Los valores que estos héroes representan e invocan al no transigir, que sería lo más cómodo, con el consenso de la masa dispuesta al linchamiento y jugárselo todo frente a todos en defensa de causas perdidas, de estar presentes en la mayor parte de la ciudadanía y de tener ésta el coraje de estar dispuesta a defenderlos, constituirían el más efectivo y definitivo contrapoder que blindaría a la comunidad ante cualquier intento de abuso. Mas no siendo así, han de ser unos pocos, entre otros los exiguos representantes de la “prensa libre”, los que se vean en la desagradable obligación de explicar lo evidente, de decir a todo el mundo que “el rey está desnudo” y ellos ciegos de tanto taparse los ojos.

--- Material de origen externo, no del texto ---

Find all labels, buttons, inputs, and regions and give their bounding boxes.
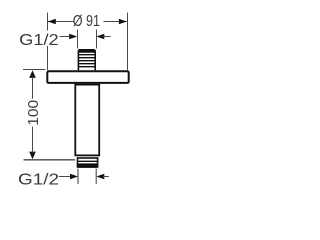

La otra prensa, la de verdad, ha adquirido tal poder que, consciente o inconscientemente (no sabemos cuál de las dos opciones es la menos mala), nos ha hecho, en el lapso de unos meses, comulgar con dos ruedas de molino totalmente contrapuestas. Si hasta hace poco nos convencían de que la prisión permanente revisable para asesinos reincidentes era una abominación que erradicaba el fundamental derecho a la reinserción, ahora nos facilitan sin rubor imágenes y datos personales de jueces y condenados de un proceso concreto con cuya resolución no están de acuerdo. Pero hay algo más que una simple contradicción de ideas entre ambas mercancías defectuosas que nos han sido suministradas con machacona insistencia. Introducir una determinada pena, por dura que sea, por un crimen, resulta legítimo en tanto se haga por los procedimientos legales adecuados y se aplique con objetividad. Pero mediatizar un asunto concreto con total desdén, cuando no abierta desaprobación, hacia la labor judicial, supone sacar a las Erinias allí donde las Euménides no han servido a nuestros propósitos.

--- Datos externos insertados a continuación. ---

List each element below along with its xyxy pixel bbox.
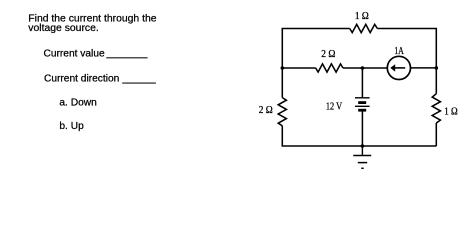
wire: top rail right segment + right rail upper xyxy=(377,29,436,69)
blank line for current value xyxy=(106,57,147,59)
wire: right rail lower xyxy=(435,123,437,146)
resistor R right 1-ohm (vertical zigzag) xyxy=(432,94,440,123)
svg-text:Current direction: Current direction xyxy=(44,73,119,84)
wire: right rail from node C down to right resistor xyxy=(435,68,437,94)
node A junction dot (left middle) xyxy=(281,66,285,70)
svg-text:2 Ω: 2 Ω xyxy=(259,105,273,116)
wire: middle rail from node A to 2-ohm resistor xyxy=(282,67,315,69)
svg-text:Current value: Current value xyxy=(44,48,105,59)
wire: middle branch from node B down to battery xyxy=(361,68,363,97)
svg-text:1A: 1A xyxy=(394,46,404,57)
svg-text:12 V: 12 V xyxy=(326,102,343,113)
wire: battery to bottom rail node D xyxy=(361,112,363,147)
resistor R mid 2-ohm (horizontal zigzag) xyxy=(316,64,343,72)
wire: left rail from node A down to left resistor xyxy=(281,68,283,98)
resistor R left 2-ohm (vertical zigzag) xyxy=(278,98,286,126)
svg-text:2 Ω: 2 Ω xyxy=(321,49,335,60)
node D junction dot (bottom middle) xyxy=(361,144,365,148)
svg-text:b. Up: b. Up xyxy=(59,121,84,132)
node B junction dot (middle) xyxy=(361,66,365,70)
voltage source V1 12V battery xyxy=(355,98,370,110)
svg-text:voltage source.: voltage source. xyxy=(28,23,98,34)
current source arrow (pointing left) xyxy=(390,64,405,71)
wire: left rail lower + bottom rail xyxy=(282,126,436,146)
current source I1 1A circle xyxy=(387,56,410,79)
wire: left rail upper + top rail left segment xyxy=(282,29,349,69)
ground symbol xyxy=(353,146,371,168)
blank line for current direction xyxy=(122,82,156,84)
resistor R top 1-ohm (horizontal zigzag) xyxy=(350,24,378,32)
svg-text:1 Ω: 1 Ω xyxy=(355,11,369,22)
svg-text:a. Down: a. Down xyxy=(59,98,96,109)
wire: middle rail from current source to node C xyxy=(411,67,437,69)
node C junction dot (right middle) xyxy=(435,66,439,70)
wire: middle rail from 2-ohm resistor to current source xyxy=(343,67,387,69)
svg-text:1 Ω: 1 Ω xyxy=(444,107,458,118)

Sin embargo, aún nos queda una esperanza en medio de tanto despropósito: la prensa libre. Según Belloc, cada medio independiente incluido bajo este concepto no nos aporta por sí mismo la verdad, pues se trata de publicaciones generalmente propagandísticas, con propensión a la exageración en asuntos propios de sus objetivos, pero sí nos permite un acercamiento fraccionario a ésta, por ser capaces de tratar los temas desde puntos de vista diferentes y hallarse estos medios menos sujetos a intereses económicos dominantes y menos dispuestos a rendir pleitesía de silencio a las espirales impersonales de la corrección política. En la medida en que estas voces, pequeños pedazos de verdad, escasas pero cualificadas, puedan seguir escuchándose, la prensa libre podrá seguir desempeñando un papel como contrapoder. Pero el agua siempre corre a favor de la corriente, y los tiempos parecen ir en contra de los contrapoderes. Seamos también todos conscientes de la necesidad de preservarlos frente a la ambición desbordada de quienes aspiran al poder absoluto.